Cement Plant Turned Off Lights For Earth Hour and Keeps Them Off


roanoakeAs millions of people around the world observed Earth Hour on Saturday, March 27, a cement plant tucked against the Blue Ridge Mountains in southwestern Virginia turned off the lighting array on its 400-foot pre-heater tower — and has no intention of turning them back on.

Before plant managers at the Roanoke Cement Company in Troutville, Virginia, made the decision to switch off the lights almost 100 lights were visible from up to 13 miles away along the scenic Blue Ridge Parkway, a road that traverses high on the wooded slopes of the Blue Ridge Mountains. The pre-heater tower now has just two prominent red lights to alert small aircrafts flying in the area. “We knew we would make the neighbors happy if we’d just shut the lights off at night,” said Kevin Baird, Plant Manager for Roanoke Cement Company. Baird said he follows the guiding energy principle that “the easiest way to save power is to not use it.”

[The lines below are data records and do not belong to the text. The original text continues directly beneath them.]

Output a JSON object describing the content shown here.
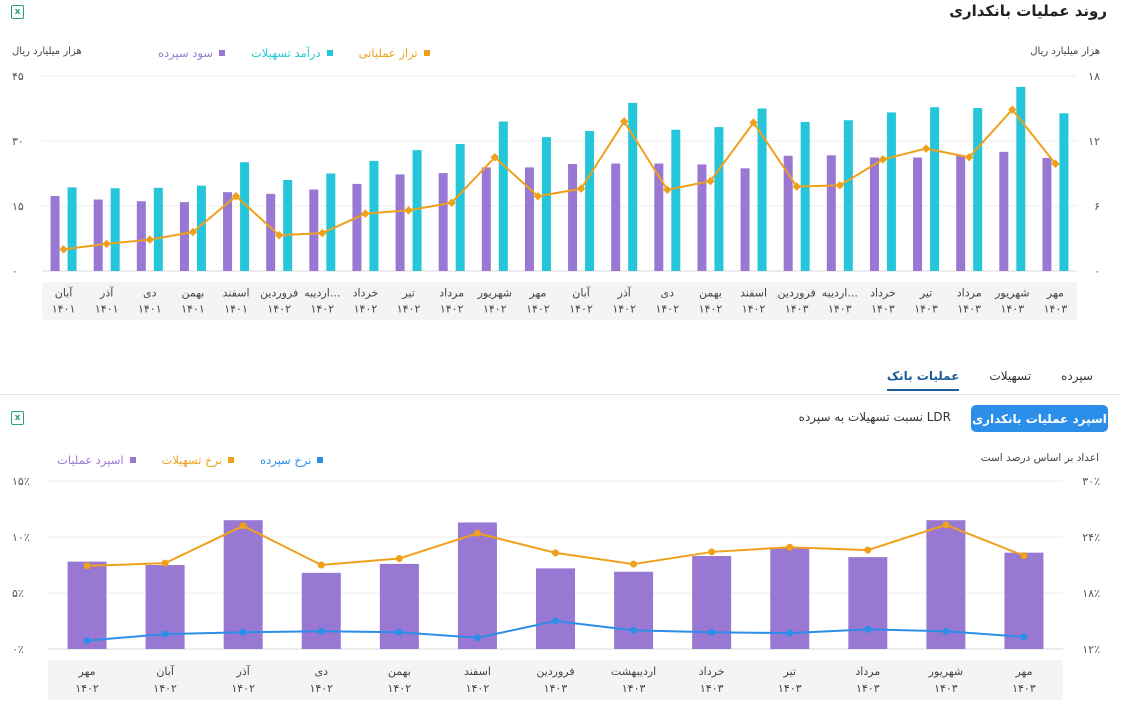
{
  "header": {
    "title": "روند عملیات بانکداری",
    "excel_icon": "excel-icon"
  },
  "top_units": {
    "left": "هزار میلیارد ریال",
    "right": "هزار میلیارد ریال"
  },
  "colors": {
    "purple": "#9878d2",
    "teal": "#26c6da",
    "orange": "#f0a11c",
    "blue": "#2b8ee8",
    "tab_active": "#1a5c9c"
  },
  "tabs": [
    {
      "label": "سپرده",
      "active": false
    },
    {
      "label": "تسهیلات",
      "active": false
    },
    {
      "label": "عملیات بانک",
      "active": true
    }
  ],
  "buttons": {
    "primary": "اسپرد عملیات بانکداری",
    "secondary": "نسبت تسهیلات به سپرده LDR"
  },
  "bottom_note": "اعداد بر اساس درصد است",
  "chart_data": [
    {
      "type": "bar",
      "title": "",
      "left_axis": {
        "ticks": [
          "۰",
          "۱۵",
          "۳۰",
          "۴۵"
        ],
        "ylim": [
          0,
          45
        ]
      },
      "right_axis": {
        "ticks": [
          "۰",
          "۶",
          "۱۲",
          "۱۸"
        ],
        "ylim": [
          0,
          18
        ]
      },
      "categories": [
        {
          "m": "آبان",
          "y": "۱۴۰۱"
        },
        {
          "m": "آذر",
          "y": "۱۴۰۱"
        },
        {
          "m": "دی",
          "y": "۱۴۰۱"
        },
        {
          "m": "بهمن",
          "y": "۱۴۰۱"
        },
        {
          "m": "اسفند",
          "y": "۱۴۰۱"
        },
        {
          "m": "فروردین",
          "y": "۱۴۰۲"
        },
        {
          "m": "اردیبه...",
          "y": "۱۴۰۲"
        },
        {
          "m": "خرداد",
          "y": "۱۴۰۲"
        },
        {
          "m": "تیر",
          "y": "۱۴۰۲"
        },
        {
          "m": "مرداد",
          "y": "۱۴۰۲"
        },
        {
          "m": "شهریور",
          "y": "۱۴۰۲"
        },
        {
          "m": "مهر",
          "y": "۱۴۰۲"
        },
        {
          "m": "آبان",
          "y": "۱۴۰۲"
        },
        {
          "m": "آذر",
          "y": "۱۴۰۲"
        },
        {
          "m": "دی",
          "y": "۱۴۰۲"
        },
        {
          "m": "بهمن",
          "y": "۱۴۰۲"
        },
        {
          "m": "اسفند",
          "y": "۱۴۰۲"
        },
        {
          "m": "فروردین",
          "y": "۱۴۰۳"
        },
        {
          "m": "اردیبه...",
          "y": "۱۴۰۳"
        },
        {
          "m": "خرداد",
          "y": "۱۴۰۳"
        },
        {
          "m": "تیر",
          "y": "۱۴۰۳"
        },
        {
          "m": "مرداد",
          "y": "۱۴۰۳"
        },
        {
          "m": "شهریور",
          "y": "۱۴۰۳"
        },
        {
          "m": "مهر",
          "y": "۱۴۰۳"
        }
      ],
      "series": [
        {
          "name": "سود سپرده",
          "axis": "left",
          "kind": "bar",
          "color": "#9878d2",
          "values": [
            17.3,
            16.5,
            16.1,
            15.9,
            18.2,
            17.8,
            18.8,
            20.1,
            22.3,
            22.6,
            23.9,
            23.9,
            24.7,
            24.8,
            24.8,
            24.6,
            23.7,
            26.6,
            26.7,
            26.2,
            26.2,
            26.6,
            27.5,
            26.1
          ]
        },
        {
          "name": "درآمد تسهیلات",
          "axis": "left",
          "kind": "bar",
          "color": "#26c6da",
          "values": [
            19.3,
            19.1,
            19.2,
            19.7,
            25.1,
            21.0,
            22.5,
            25.4,
            27.9,
            29.3,
            34.5,
            30.9,
            32.3,
            38.8,
            32.6,
            33.2,
            37.5,
            34.4,
            34.8,
            36.6,
            37.8,
            37.6,
            42.5,
            36.4
          ]
        },
        {
          "name": "تراز عملیاتی",
          "axis": "right",
          "kind": "line",
          "color": "#f0a11c",
          "values": [
            2.0,
            2.5,
            2.9,
            3.6,
            6.9,
            3.3,
            3.5,
            5.3,
            5.6,
            6.3,
            10.5,
            6.9,
            7.6,
            13.8,
            7.5,
            8.3,
            13.7,
            7.8,
            7.9,
            10.3,
            11.3,
            10.5,
            14.9,
            9.9
          ]
        }
      ]
    },
    {
      "type": "bar",
      "title": "",
      "left_axis": {
        "ticks": [
          "۰٪",
          "۵٪",
          "۱۰٪",
          "۱۵٪"
        ],
        "ylim": [
          0,
          15
        ]
      },
      "right_axis": {
        "ticks": [
          "۱۲٪",
          "۱۸٪",
          "۲۴٪",
          "۳۰٪"
        ],
        "ylim": [
          12,
          30
        ]
      },
      "categories": [
        {
          "m": "مهر",
          "y": "۱۴۰۲"
        },
        {
          "m": "آبان",
          "y": "۱۴۰۲"
        },
        {
          "m": "آذر",
          "y": "۱۴۰۲"
        },
        {
          "m": "دی",
          "y": "۱۴۰۲"
        },
        {
          "m": "بهمن",
          "y": "۱۴۰۲"
        },
        {
          "m": "اسفند",
          "y": "۱۴۰۲"
        },
        {
          "m": "فروردین",
          "y": "۱۴۰۳"
        },
        {
          "m": "اردیبهشت",
          "y": "۱۴۰۳"
        },
        {
          "m": "خرداد",
          "y": "۱۴۰۳"
        },
        {
          "m": "تیر",
          "y": "۱۴۰۳"
        },
        {
          "m": "مرداد",
          "y": "۱۴۰۳"
        },
        {
          "m": "شهریور",
          "y": "۱۴۰۳"
        },
        {
          "m": "مهر",
          "y": "۱۴۰۳"
        }
      ],
      "series": [
        {
          "name": "اسپرد عملیات",
          "axis": "left",
          "kind": "bar",
          "color": "#9878d2",
          "values": [
            7.8,
            7.5,
            11.5,
            6.8,
            7.6,
            11.3,
            7.2,
            6.9,
            8.3,
            9.0,
            8.2,
            11.5,
            8.6
          ]
        },
        {
          "name": "نرخ تسهیلات",
          "axis": "right",
          "kind": "line",
          "color": "#f0a11c",
          "values": [
            20.9,
            21.2,
            25.2,
            21.0,
            21.7,
            24.4,
            22.3,
            21.1,
            22.4,
            22.9,
            22.6,
            25.3,
            22.0
          ]
        },
        {
          "name": "نرخ سپرده",
          "axis": "right",
          "kind": "line",
          "color": "#2b8ee8",
          "values": [
            12.9,
            13.6,
            13.8,
            13.9,
            13.8,
            13.2,
            15.0,
            14.0,
            13.8,
            13.7,
            14.1,
            13.9,
            13.3
          ]
        }
      ]
    }
  ]
}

“In times of economic downturn,” said Baird, “we must look to the low-hanging fruit, like automation and optimization, for efficiencies.”

This is not the first time Roanoke Cement Company has been recognized for its environmental performance. RCC has also been awarded the overall environmental excellence award by the Portland Cement Association for its work in the community.

A drop of cement in the bucket?

Cement production accounts for as much as 5 percent of global carbon dioxide emissions. Even though there have been some industry improvements in  emissions — and one Canadian cement plant is capturing CO2 in algae — progress on sequestering large volumes of CO2 has been slow to get going.

Now, in the larger scale of things, the reduction in greenhouse gas emissions from the new lighting arrangement at Troutville will pale in comparison to the total GHGs produced in the process of cement manufacturing at the plant.

But throughout Botetourt County, where RCC’s plant is located, residents will also benefit from a reduction in a different kind of pollution — the glow emanating from the Troutville plant no longer exists, making the night sky darker and the stars shine a bit brighter.